2 Replies Latest reply on Dec 1, 2015 9:07 AM by nibal

    Cards supporting OpenCL 2.0 are executing kernels in random order while there's no CL_QUEUE_OUT_OF_ORDER_EXEC_MODE_ENABLE flag specified.

    neko

      Hello,

      we found a strange bug, where kernels are executed in wrong order even when command queue was not created with CL_QUEUE_OUT_OF_ORDER_EXEC_MODE_ENABLE flag. This affects only cards that supports OpenCL 2.0, see attached minimal example for demonstration. Expected output is:

       

      Advanced Micro Devices, Inc., OpenCL 2.0 ...

      OpenCL version 1.2, OK

      OpenCL version 1.2, OK

      OpenCL version 1.2, OK

      OpenCL version 1.2, OK

      OpenCL version 1.2, OK

      OpenCL version 1.2, OK

      OpenCL version 1.2, OK

      OpenCL version 1.2, OK

      OpenCL version 1.2, OK

      OpenCL version 1.2, OK

       

      while we are getting:

      Advanced Micro Devices, Inc., OpenCL 2.0 ...

      OpenCL version 1.2, FAIL (value[2] is 222 but it should be 333)

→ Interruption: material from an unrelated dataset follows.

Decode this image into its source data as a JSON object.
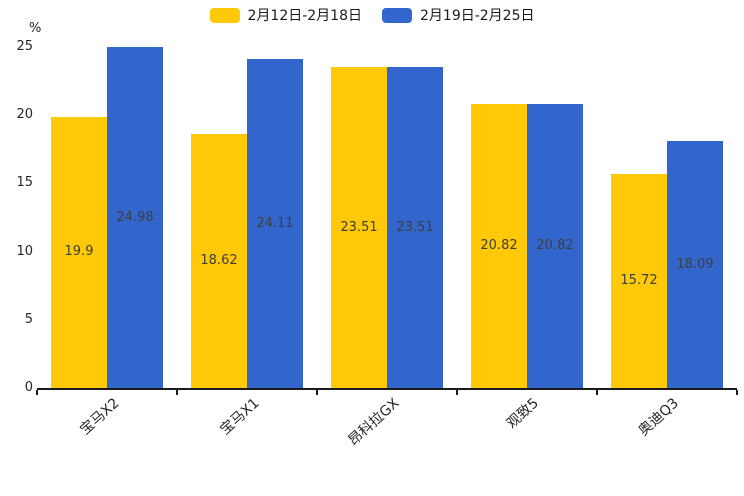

      OpenCL version 1.2, FAIL (value[2] is 222 but it should be 333)

      OpenCL version 1.2, FAIL (value[2] is 222 but it should be 333)

      OpenCL version 1.2, FAIL (value[2] is 222 but it should be 333)

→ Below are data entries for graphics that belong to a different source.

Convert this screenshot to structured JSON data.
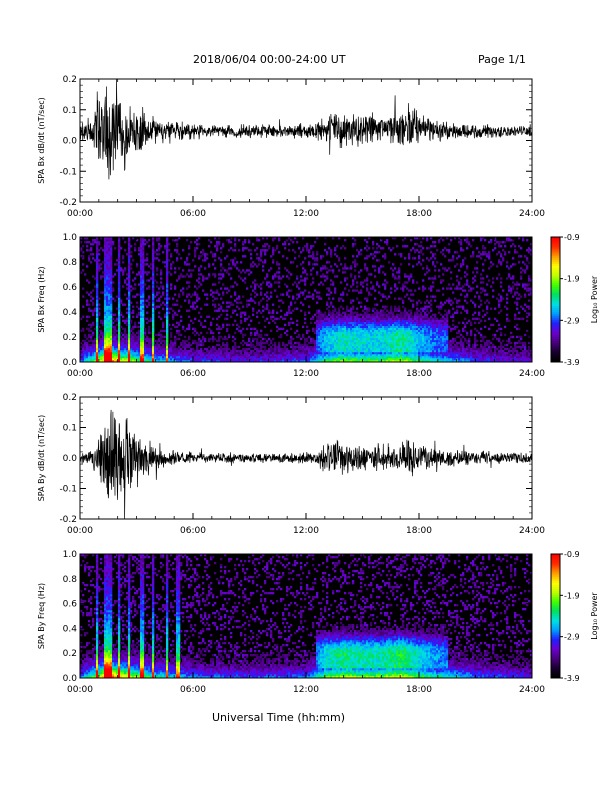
{
  "header": {
    "title": "2018/06/04  00:00-24:00 UT",
    "page": "Page 1/1"
  },
  "footer": {
    "xlabel": "Universal Time (hh:mm)"
  },
  "colors": {
    "trace": "#000000",
    "spectrogram_background": "#000000",
    "colormap": [
      "#000000",
      "#1a0033",
      "#4b0082",
      "#6a00d0",
      "#2020ff",
      "#00a0ff",
      "#00e0e0",
      "#00e060",
      "#40ff00",
      "#c0ff00",
      "#ffff00",
      "#ffa000",
      "#ff3000",
      "#ff0000"
    ]
  },
  "chart_data": [
    {
      "type": "line",
      "ylabel": "SPA Bx dB/dt (nT/sec)",
      "xlim": [
        0,
        24
      ],
      "ylim": [
        -0.2,
        0.2
      ],
      "xticks": [
        "00:00",
        "06:00",
        "12:00",
        "18:00",
        "24:00"
      ],
      "yticks": [
        "-0.2",
        "-0.1",
        "0.0",
        "0.1",
        "0.2"
      ],
      "envelope": {
        "hours": [
          0,
          0.5,
          1,
          1.3,
          1.6,
          2,
          2.5,
          3,
          3.5,
          4,
          5,
          6,
          7,
          8,
          9,
          10,
          11,
          12,
          12.5,
          13,
          13.5,
          14,
          15,
          16,
          16.5,
          17,
          17.5,
          18,
          18.5,
          19,
          20,
          21,
          22,
          23,
          24
        ],
        "center": [
          0.03,
          0.03,
          0.03,
          0.02,
          0.02,
          0.03,
          0.03,
          0.03,
          0.03,
          0.03,
          0.03,
          0.03,
          0.03,
          0.03,
          0.03,
          0.03,
          0.03,
          0.03,
          0.03,
          0.03,
          0.04,
          0.04,
          0.04,
          0.04,
          0.04,
          0.04,
          0.04,
          0.04,
          0.04,
          0.03,
          0.03,
          0.03,
          0.03,
          0.03,
          0.03
        ],
        "amplitude": [
          0.03,
          0.05,
          0.12,
          0.2,
          0.22,
          0.14,
          0.1,
          0.09,
          0.06,
          0.05,
          0.04,
          0.03,
          0.025,
          0.025,
          0.025,
          0.025,
          0.025,
          0.03,
          0.03,
          0.05,
          0.07,
          0.07,
          0.06,
          0.05,
          0.06,
          0.08,
          0.1,
          0.06,
          0.05,
          0.04,
          0.035,
          0.03,
          0.025,
          0.02,
          0.02
        ]
      }
    },
    {
      "type": "heatmap",
      "ylabel": "SPA Bx Freq (Hz)",
      "xlim": [
        0,
        24
      ],
      "ylim": [
        0,
        1.0
      ],
      "xticks": [
        "00:00",
        "06:00",
        "12:00",
        "18:00",
        "24:00"
      ],
      "yticks": [
        "0.0",
        "0.2",
        "0.4",
        "0.6",
        "0.8",
        "1.0"
      ],
      "colorbar": {
        "label": "Log₁₀ Power",
        "range": [
          -3.9,
          -0.9
        ],
        "ticks": [
          "-0.9",
          "-1.9",
          "-2.9",
          "-3.9"
        ]
      },
      "activity": {
        "hours": [
          0,
          1,
          1.5,
          2,
          3,
          4,
          6,
          9,
          12,
          13,
          14,
          15,
          16,
          17,
          18,
          19,
          20,
          21,
          24
        ],
        "level": [
          0.3,
          0.7,
          1.0,
          0.8,
          0.6,
          0.45,
          0.3,
          0.25,
          0.3,
          0.55,
          0.65,
          0.6,
          0.6,
          0.7,
          0.55,
          0.45,
          0.4,
          0.3,
          0.2
        ],
        "bright_columns_hours": [
          0.9,
          1.3,
          1.5,
          1.65,
          2.1,
          2.6,
          3.3,
          3.9,
          4.6
        ]
      }
    },
    {
      "type": "line",
      "ylabel": "SPA By dB/dt (nT/sec)",
      "xlim": [
        0,
        24
      ],
      "ylim": [
        -0.2,
        0.2
      ],
      "xticks": [
        "00:00",
        "06:00",
        "12:00",
        "18:00",
        "24:00"
      ],
      "yticks": [
        "-0.2",
        "-0.1",
        "0.0",
        "0.1",
        "0.2"
      ],
      "envelope": {
        "hours": [
          0,
          0.5,
          1,
          1.3,
          1.6,
          2,
          2.5,
          3,
          3.5,
          4,
          5,
          6,
          7,
          8,
          9,
          10,
          11,
          12,
          12.5,
          13,
          13.5,
          14,
          15,
          16,
          16.5,
          17,
          17.5,
          18,
          18.5,
          19,
          20,
          21,
          22,
          23,
          24
        ],
        "center": [
          0.0,
          0.0,
          0.0,
          0.0,
          0.0,
          0.0,
          0.0,
          0.0,
          0.0,
          0.0,
          0.0,
          0.0,
          0.0,
          0.0,
          0.0,
          0.0,
          0.0,
          0.0,
          0.0,
          0.0,
          0.0,
          0.0,
          0.0,
          0.0,
          0.0,
          0.0,
          0.0,
          0.0,
          0.0,
          0.0,
          0.0,
          0.0,
          0.0,
          0.0,
          0.0
        ],
        "amplitude": [
          0.02,
          0.03,
          0.08,
          0.15,
          0.2,
          0.18,
          0.15,
          0.12,
          0.08,
          0.05,
          0.03,
          0.02,
          0.02,
          0.018,
          0.018,
          0.018,
          0.018,
          0.02,
          0.025,
          0.05,
          0.07,
          0.06,
          0.05,
          0.05,
          0.05,
          0.06,
          0.07,
          0.05,
          0.04,
          0.035,
          0.03,
          0.025,
          0.02,
          0.02,
          0.02
        ]
      }
    },
    {
      "type": "heatmap",
      "ylabel": "SPA By Freq (Hz)",
      "xlim": [
        0,
        24
      ],
      "ylim": [
        0,
        1.0
      ],
      "xticks": [
        "00:00",
        "06:00",
        "12:00",
        "18:00",
        "24:00"
      ],
      "yticks": [
        "0.0",
        "0.2",
        "0.4",
        "0.6",
        "0.8",
        "1.0"
      ],
      "colorbar": {
        "label": "Log₁₀ Power",
        "range": [
          -3.9,
          -0.9
        ],
        "ticks": [
          "-0.9",
          "-1.9",
          "-2.9",
          "-3.9"
        ]
      },
      "activity": {
        "hours": [
          0,
          1,
          1.5,
          2,
          3,
          4,
          6,
          9,
          12,
          13,
          14,
          15,
          16,
          17,
          18,
          19,
          20,
          21,
          24
        ],
        "level": [
          0.35,
          0.7,
          1.0,
          0.85,
          0.65,
          0.5,
          0.35,
          0.3,
          0.35,
          0.6,
          0.7,
          0.65,
          0.65,
          0.75,
          0.6,
          0.5,
          0.45,
          0.35,
          0.25
        ],
        "bright_columns_hours": [
          0.9,
          1.3,
          1.5,
          1.65,
          2.1,
          2.6,
          3.3,
          3.9,
          4.6,
          5.2
        ]
      }
    }
  ]
}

      OpenCL version 1.2, FAIL (value[2] is 222 but it should be 333)

      OpenCL version 1.2, FAIL (value[2] is 222 but it should be 333)

      OpenCL version 1.2, FAIL (value[2] is 222 but it should be 333)

      OpenCL version 1.2, FAIL (value[2] is 222 but it should be 333)

      OpenCL version 1.2, FAIL (value[2] is 222 but it should be 333)

      OpenCL version 1.2, FAIL (value[2] is 222 but it should be 333)

       

      ,which clearly shows that 1st kernel is executed after the 2nd one.

       

      NOTE:

      - executed kernels share the same program and name, differs only in parameter values

      - changing build option at line 63 in attached example bug5.cpp from "-cl-std=CL1.2" to "-cl-std=CL2.0" seems to fix the problem, however we are using SPIR as obfuscation so this is not really an option since SPIR 2.0 is only in provisional stage and it's still not working properly

      - moving local array zero[4] from line 85, outside of for loop fixes all kernel executions except first 2

      - removing const from kernel.cl line 1, __global const int * const buffer => __global int * const buffer, also seems to help, sadly this works only for this simple example

      - maybe another bug, if -cl-std= option is followed by junk i.e -cl-std=abc, not white space(s), it get's evaluated as CL2.0 instead of reporting error.

       

      Confirmation and/or workaround suggestions or even better fix would be greatly appreciated.